Sindicatos da Venezuela estimaram hoje que quase 22 mil funcionários do setor petrolífero devem perder seus empregos, após o presidente Hugo Chávez ordenar a expropriação de bens de 60 empresas nacionais e estrangeiras do setor. "Essa lei não nos beneficia", afirmou o líder do Sindicato de Trabalhadores do Petróleo, Bernardino Chirinos, em entrevista ao jornal El Nacional.

AE, Agencia Estado

09 de maio de 2009 | 17h10

O sindicato fica no Estado de Zulia, no oeste do país, palco das nacionalizações realizadas pelo governo na sexta-feira. "Há 35 mil empregados na costa leste (de Zulia) e apenas 8 mil serão absorvidos (pelo governo). Há 22 mil trabalhadores sem garantias", denunciou o sindicalista.
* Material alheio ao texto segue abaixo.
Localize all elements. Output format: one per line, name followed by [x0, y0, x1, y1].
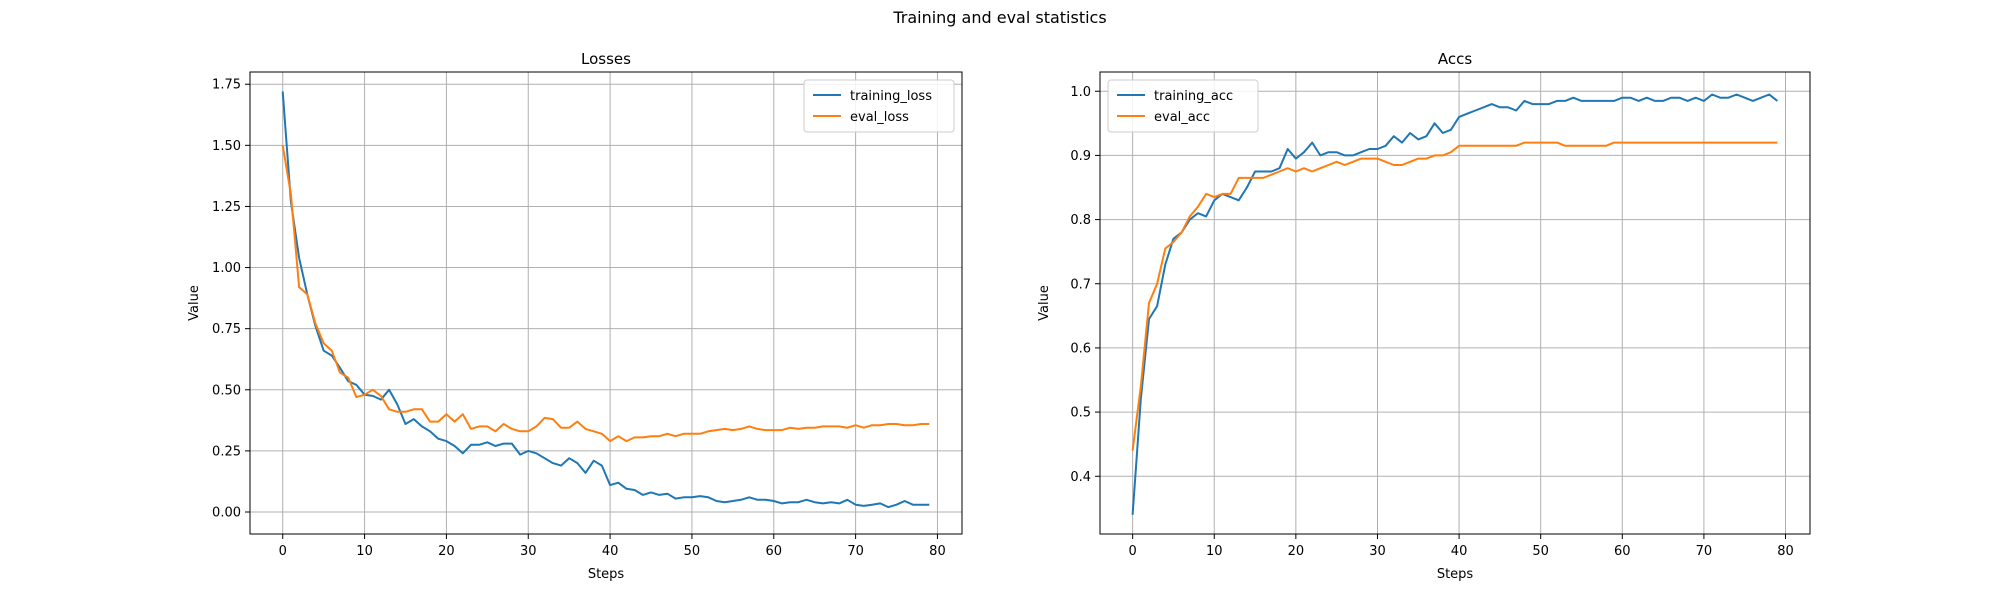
accs-y-tick-label: 0.6 — [1070, 341, 1091, 356]
losses-legend-box — [803, 79, 955, 133]
accs-y-tick-label: 0.9 — [1070, 149, 1091, 164]
accs-x-tick-label: 80 — [1777, 544, 1794, 559]
losses-y-tick-label: 0.75 — [212, 322, 241, 337]
losses-legend-label-training_loss: training_loss — [850, 89, 932, 104]
losses-x-tick-label: 0 — [279, 544, 287, 559]
losses-series-eval_loss — [281, 145, 930, 443]
losses-y-tick-label: 0.50 — [212, 383, 241, 398]
accs-x-tick-label: 70 — [1696, 544, 1713, 559]
accs-y-axis-label: Value — [1037, 285, 1052, 321]
losses-x-axis-label: Steps — [588, 567, 625, 582]
accs-y-tick-label: 1.0 — [1070, 85, 1091, 100]
losses-x-tick-label: 60 — [765, 544, 782, 559]
accs-series-eval_acc — [1131, 141, 1778, 451]
accs-y-tick-label: 0.4 — [1070, 470, 1091, 485]
losses-x-tick-label: 20 — [438, 544, 455, 559]
accs-x-tick-label: 40 — [1451, 544, 1468, 559]
accs-x-tick-label: 10 — [1206, 544, 1223, 559]
accs-chart: 0 10 20 30 40 50 60 70 80 0.4 0.5 0.6 0.7 0.8 0.9 1.0 Ac… — [1037, 50, 1811, 582]
accs-x-tick-label: 50 — [1532, 544, 1549, 559]
accs-y-tick-label: 0.7 — [1070, 277, 1091, 292]
losses-series-training_loss — [281, 91, 930, 509]
accs-axes-frame — [1099, 71, 1811, 535]
losses-x-tick-label: 40 — [602, 544, 619, 559]
accs-x-tick-label: 30 — [1369, 544, 1386, 559]
accs-x-tick-label: 60 — [1614, 544, 1631, 559]
accs-x-tick-label: 20 — [1288, 544, 1305, 559]
losses-title: Losses — [581, 50, 631, 68]
losses-chart: 0 10 20 30 40 50 60 70 80 0.00 0.25 0.50 0.75 1.00 1.2… — [187, 50, 963, 582]
losses-x-tick-label: 80 — [929, 544, 946, 559]
losses-y-tick-label: 1.00 — [212, 261, 241, 276]
accs-y-tick-label: 0.5 — [1070, 406, 1091, 421]
losses-legend: training_loss eval_loss — [803, 79, 955, 133]
losses-y-tick-label: 1.25 — [212, 200, 241, 215]
losses-x-tick-label: 10 — [356, 544, 373, 559]
losses-legend-label-eval_loss: eval_loss — [850, 110, 909, 125]
losses-y-tick-label: 1.75 — [212, 78, 241, 93]
accs-legend: training_acc eval_acc — [1107, 79, 1259, 133]
losses-x-tick-label: 30 — [520, 544, 537, 559]
accs-legend-label-eval_acc: eval_acc — [1154, 110, 1210, 125]
accs-legend-box — [1107, 79, 1259, 133]
accs-x-axis-label: Steps — [1437, 567, 1474, 582]
accs-series-training_acc — [1131, 93, 1779, 515]
accs-legend-label-training_acc: training_acc — [1154, 89, 1233, 104]
accs-title: Accs — [1438, 50, 1472, 68]
losses-x-tick-label: 70 — [847, 544, 864, 559]
losses-axes-frame — [249, 71, 963, 535]
figure-title: Training and eval statistics — [893, 8, 1107, 27]
accs-y-tick-label: 0.8 — [1070, 213, 1091, 228]
losses-y-tick-label: 0.25 — [212, 444, 241, 459]
losses-y-tick-label: 0.00 — [212, 506, 241, 521]
losses-y-tick-label: 1.50 — [212, 139, 241, 154]
accs-x-tick-label: 0 — [1129, 544, 1137, 559]
losses-x-tick-label: 50 — [684, 544, 701, 559]
losses-y-axis-label: Value — [187, 285, 202, 321]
A Venezuela, o principal exportador de petróleo das Américas, começou ontem a expropriar algumas instalações de empresas que prestam serviços no setor de petróleo. Um dia antes, a Assembleia Nacional aprovou uma lei ampliando o controle estatal sobre atividades relacionadas à indústria petrolífera.

Pouco após a aprovação da lei, o governo anunciou que tomaria o controle dos ativos de 60 prestadoras de serviço que atuam no Lago Maracaibo, em Zulia. Segundo o governo, esses ativos, e também os funcionários das empresas, passarão ao controle da estatal Petróleos de Venezuela (PdVSA). Foi confirmado que aproximadamente 8 mil trabalhadores passarão a ser empregados da PdVSA. "Nós estamos libertando a terra, construindo o socialismo com os trabalhadores", discursou Chávez.

Parlamentares da oposição criticaram a PdVSA por não conseguir saldar suas dívidas com essas prestadores da serviço. Em setembro, a PdVSA devia US$ 7,858 bilhões a seus fornecedores. A empresa foi também afetada pela queda nos preços internacionais do petróleo. As informações são da Dow Jones.